The Third Circuit on Wednesday flatly rejected the claim that the nonprofit’s religious freedom was substantially burdened by allowing the government to provide contraceptive coverage. “Far from ‘triggering’ the provision of contraceptive coverage to the appellees’ employees and students,” the court wrote, the government’s opt-out form “totally removes the appellees from providing those services.”

“[The opt-out form] does not entitle [the appellees] to control their employees’ relationships with other entities willing to provide health insurance coverage to which the employees are legally entitled,” the Third Circuit wrote.

Importantly, the Third Circuit’s opinion makes it clear that if plaintiffs are going to claim the accommodation burdens their religious beliefs, they must be able to show that burden is substantial in order to prevail.

“Substantial burden has been a real key issue in the accommodation cases,” Leila Abolfazli, senior counsel in the Health and Reproductive Rights Program at the National Women’s Law Center, told Rewire. “The other side has been arguing that the courts must just accept their conclusion that it is a substantial burden, and in each of these four decisions the circuit courts have pushed back and said, ‘No, that’s actually a legal decision of whether or not this is a substantial burden.’’

As the Third Circuit explained Wednesday, that “substantial burden” analysis is not, as conservatives claim, the same thing as judging the reasonableness of a plaintiffs’ religious beliefs.
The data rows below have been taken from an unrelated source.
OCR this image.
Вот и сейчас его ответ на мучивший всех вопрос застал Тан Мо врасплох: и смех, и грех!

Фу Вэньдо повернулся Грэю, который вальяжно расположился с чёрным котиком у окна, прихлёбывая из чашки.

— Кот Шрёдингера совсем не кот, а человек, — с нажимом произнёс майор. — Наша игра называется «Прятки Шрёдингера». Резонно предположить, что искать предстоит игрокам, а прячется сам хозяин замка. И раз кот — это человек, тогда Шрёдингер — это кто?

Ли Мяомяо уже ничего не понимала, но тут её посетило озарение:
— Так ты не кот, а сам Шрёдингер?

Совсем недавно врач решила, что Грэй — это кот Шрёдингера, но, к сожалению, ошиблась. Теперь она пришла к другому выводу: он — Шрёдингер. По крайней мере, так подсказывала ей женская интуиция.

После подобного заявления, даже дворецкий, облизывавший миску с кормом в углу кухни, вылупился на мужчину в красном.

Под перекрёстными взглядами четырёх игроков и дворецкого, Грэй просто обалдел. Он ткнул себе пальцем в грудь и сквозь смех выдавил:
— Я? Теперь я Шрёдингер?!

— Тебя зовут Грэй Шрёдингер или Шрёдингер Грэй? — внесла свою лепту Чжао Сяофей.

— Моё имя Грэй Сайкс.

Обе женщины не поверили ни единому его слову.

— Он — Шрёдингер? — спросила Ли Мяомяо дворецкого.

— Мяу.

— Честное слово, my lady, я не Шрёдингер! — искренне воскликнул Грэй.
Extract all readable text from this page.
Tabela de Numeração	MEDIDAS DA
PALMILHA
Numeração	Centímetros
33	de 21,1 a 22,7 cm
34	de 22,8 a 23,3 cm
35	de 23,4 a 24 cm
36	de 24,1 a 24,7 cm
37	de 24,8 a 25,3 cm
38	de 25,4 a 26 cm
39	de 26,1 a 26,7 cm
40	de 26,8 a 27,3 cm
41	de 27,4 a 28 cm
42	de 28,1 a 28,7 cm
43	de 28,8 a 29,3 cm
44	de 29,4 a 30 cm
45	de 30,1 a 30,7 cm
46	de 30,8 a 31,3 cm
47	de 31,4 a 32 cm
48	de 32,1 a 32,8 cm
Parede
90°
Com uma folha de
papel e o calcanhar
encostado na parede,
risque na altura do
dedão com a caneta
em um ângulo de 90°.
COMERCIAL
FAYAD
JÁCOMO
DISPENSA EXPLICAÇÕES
“While the Supreme Court reinforced in Hobby Lobby that we should defer to the reasonableness of the appellees’ religious beliefs, this does not bar our objective evaluation of the nature of the claimed burden and the substantiality of that burden on the appellees’ religious exercise,” the court wrote. “This involves an assessment of how the regulatory measure actually works. Indeed, how else are we to decide whether the appellees’ religious exercise is substantially burdened?”

Last year during the frenzy of for-profit businesses challenging the contraception benefit, a trip to the Roberts Court was all but certain. This year, the path to the Supreme Court for nonprofit challengers is not quite as clear.

“The decisions that have come out so far have been pretty strong on their language rejecting these challenges,” Abolfazili said.

The unanimous decisions at the appellate level rejecting the accommodation challenges means that for now there’s no disagreement for the Supreme Court to settle. The consensus is the accommodation process substantially burdens nothing.

That could change as several other appellate challenges are pending, including the Tenth Circuit Court of Appeals, which is the federal circuit that gave the Roberts Court the Hobby Lobby case.

Another factor that could play into whether or when the accommodation goes before the Roberts Court is the fact that the government has proposed extending the accommodation to closely held for-profits in response to the Hobby Lobby decision. It is possible, Abolfazili explained, that the Court would want to wait until then to step in.

“It’s a question of if they’ll want to finally settle the land and make a final call about the accommodation.”